Clients often come to me frustrated from everything they’ve tried and exhausted by the lack of results. They also believe it requires too much energy and effort to do ALL.THE.THINGS to lose weight, be healthy and oh yes, fit in your life too.
In today’s episode, I reveal and discuss a cultural myth that keeps you working hard not smart, the opportunity you have when you realize not all efforts are equal and the trick to sticking with healthy living and your weight loss path.
THE MERITOCRACY MYTH
Meritocracy is the idea that success can be achieved based on ability and talent. In other words, we’re all equal and it’s hard work and opportunity that enables us to prove ourselves, regardless of race, class or creed.
The more left you lean, the less you see America as a true meritocracy.
Donald Trump, as president, is shocking to me and most of the world. There’s a layer of complexity here that I can’t get into right now.
However, the Donald’s election was in large part due to being born into extreme wealth and capitalizing on that. He equated his ability to own things with his merit for the Presidency.
WHERE MERITOCRACY HIDES IN HEALTH BELIEFS
There can be an incredible upside to questioning this meritocracy related to our health, healing and weight loss efforts.
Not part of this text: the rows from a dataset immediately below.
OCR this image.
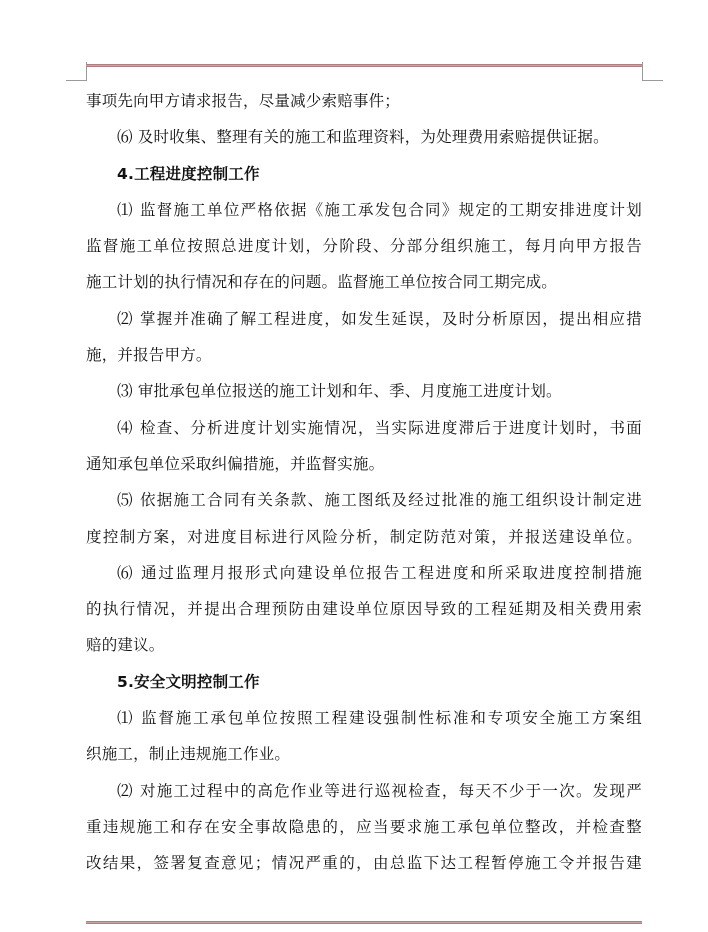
事项先向甲方请求报告，尽量减少索赔事件；
⑹ 及时收集、整理有关的施工和监理资料，为处理费用索赔提供证据。
4.工程进度控制工作
⑴ 监督施工单位严格依据《施工承发包合同》规定的工期安排进度计划
监督施工单位按照总进度计划，分阶段、分部分组织施工，每月向甲方报告
施工计划的执行情况和存在的问题。监督施工单位按合同工期完成。
⑵ 掌握并准确了解工程进度，如发生延误，及时分析原因，提出相应措
施，并报告甲方。
⑶ 审批承包单位报送的施工计划和年、季、月度施工进度计划。
⑷ 检查、分析进度计划实施情况，当实际进度滞后于进度计划时，书面
通知承包单位采取纠偏措施，并监督实施。
⑸ 依据施工合同有关条款、施工图纸及经过批准的施工组织设计制定进
度控制方案，对进度目标进行风险分析，制定防范对策，并报送建设单位。
⑹ 通过监理月报形式向建设单位报告工程进度和所采取进度控制措施
的执行情况，并提出合理预防由建设单位原因导致的工程延期及相关费用索
赔的建议。
5.安全文明控制工作
⑴ 监督施工承包单位按照工程建设强制性标准和专项安全施工方案组
织施工，制止违规施工作业。
⑵ 对施工过程中的高危作业等进行巡视检查，每天不少于一次。发现严
重违规施工和存在安全事故隐患的，应当要求施工承包单位整改，并检查整
改结果，签署复查意见；情况严重的，由总监下达工程暂停施工令并报告建
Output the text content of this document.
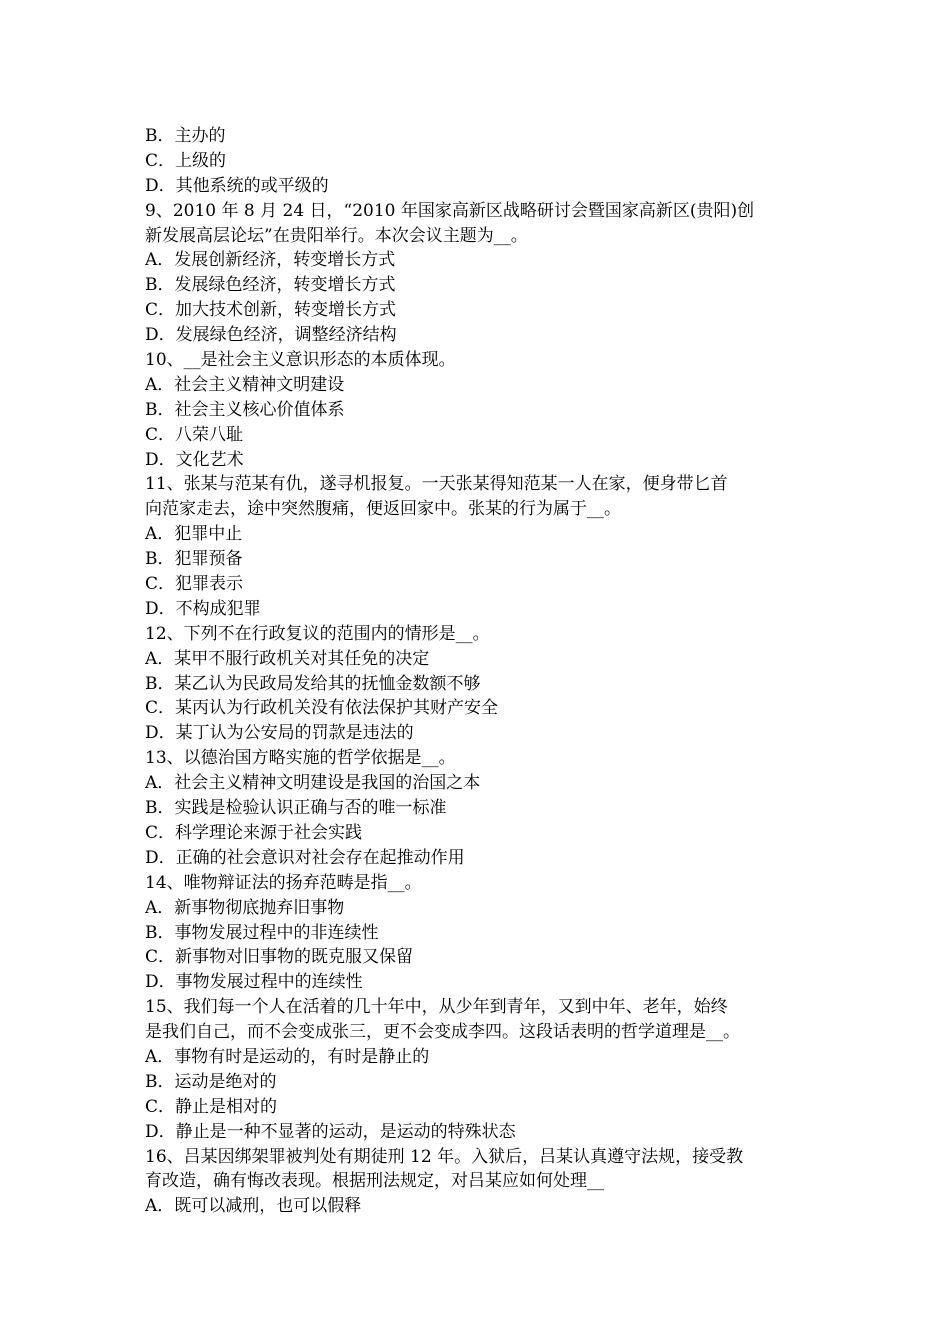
B．主办的
C．上级的
D．其他系统的或平级的
9、2010 年 8 月 24 日，“2010 年国家高新区战略研讨会暨国家高新区(贵阳)创
新发展高层论坛”在贵阳举行。本次会议主题为__。
A．发展创新经济，转变增长方式
B．发展绿色经济，转变增长方式
C．加大技术创新，转变增长方式
D．发展绿色经济，调整经济结构
10、__是社会主义意识形态的本质体现。
A．社会主义精神文明建设
B．社会主义核心价值体系
C．八荣八耻
D．文化艺术
11、张某与范某有仇，遂寻机报复。一天张某得知范某一人在家，便身带匕首
向范家走去，途中突然腹痛，便返回家中。张某的行为属于__。
A．犯罪中止
B．犯罪预备
C．犯罪表示
D．不构成犯罪
12、下列不在行政复议的范围内的情形是__。
A．某甲不服行政机关对其任免的决定
B．某乙认为民政局发给其的抚恤金数额不够
C．某丙认为行政机关没有依法保护其财产安全
D．某丁认为公安局的罚款是违法的
13、以德治国方略实施的哲学依据是__。
A．社会主义精神文明建设是我国的治国之本
B．实践是检验认识正确与否的唯一标准
C．科学理论来源于社会实践
D．正确的社会意识对社会存在起推动作用
14、唯物辩证法的扬弃范畴是指__。
A．新事物彻底抛弃旧事物
B．事物发展过程中的非连续性
C．新事物对旧事物的既克服又保留
D．事物发展过程中的连续性
15、我们每一个人在活着的几十年中，从少年到青年，又到中年、老年，始终
是我们自己，而不会变成张三，更不会变成李四。这段话表明的哲学道理是__。
A．事物有时是运动的，有时是静止的
B．运动是绝对的
C．静止是相对的
D．静止是一种不显著的运动，是运动的特殊状态
16、吕某因绑架罪被判处有期徒刑 12 年。入狱后，吕某认真遵守法规，接受教
育改造，确有悔改表现。根据刑法规定，对吕某应如何处理__
A．既可以减刑，也可以假释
One way the American idea of meritocracy shows up is in traditional weight loss conversations. All bodies are “equal”, or physiologically and emotionally the same at any given time (preposterous yet unchallenged in mainstream conversations).
There’s a belief that if you’re overweight, it is your fault for not trying hard enough. That if you work hard (at counting calories), stay disciplined (around tempting foods) and focused (at the gym), and “follow the rules” (eat less, move more), you will succeed (weight loss!).
This follows along the same conditioned thought that says if you work hard, keep a positive attitude, and never give up, you will succeed. You will achieve the American Dream.
The reality is success, in terms of wealth, isn’t achieved through merit. Income is what you earn. Wealth is how much you own.
This is all about ownership. The majority of ownership is by a few families and corporations, a wealthy oligarchy. This is inherited, not earned through merit. Of course, there’s always exceptions to the rule, which keeps the illusion going.
Back to questioning meritocracy related to our health, culturally we equate being “good” as making choices which leads to being thin. This implies thin people are healthy and work hard for their figures. Both assumptions are often untrue.
Side note: just like many people don’t learn the invisible social systems that negate meritocracy, these health premises negate the invisible environmental threats like polluted air, water and soil or emotional threats like trauma, isolation and lack of support for working families, that influence health outcomes.
While there’s considerable truth to having to take responsibility for our health, it doesn’t involve the meritocracy idea that discipline and following the “eat less, move more” rules you’ve been taught will lead to successful goals.
In reality, these ideas couldn’t be further from the truth. Most of my clients have tried everything under the sun under the meritocracy premise. They work hard at learning about nutrition and getting to the gym while juggling the rest of their over-worked lives.
Yet their efforts are based on an idea that was never true.
In this episode, I share a more true perspective and approach to take to any health goal based on how the body actually works, not what you’ve been sold.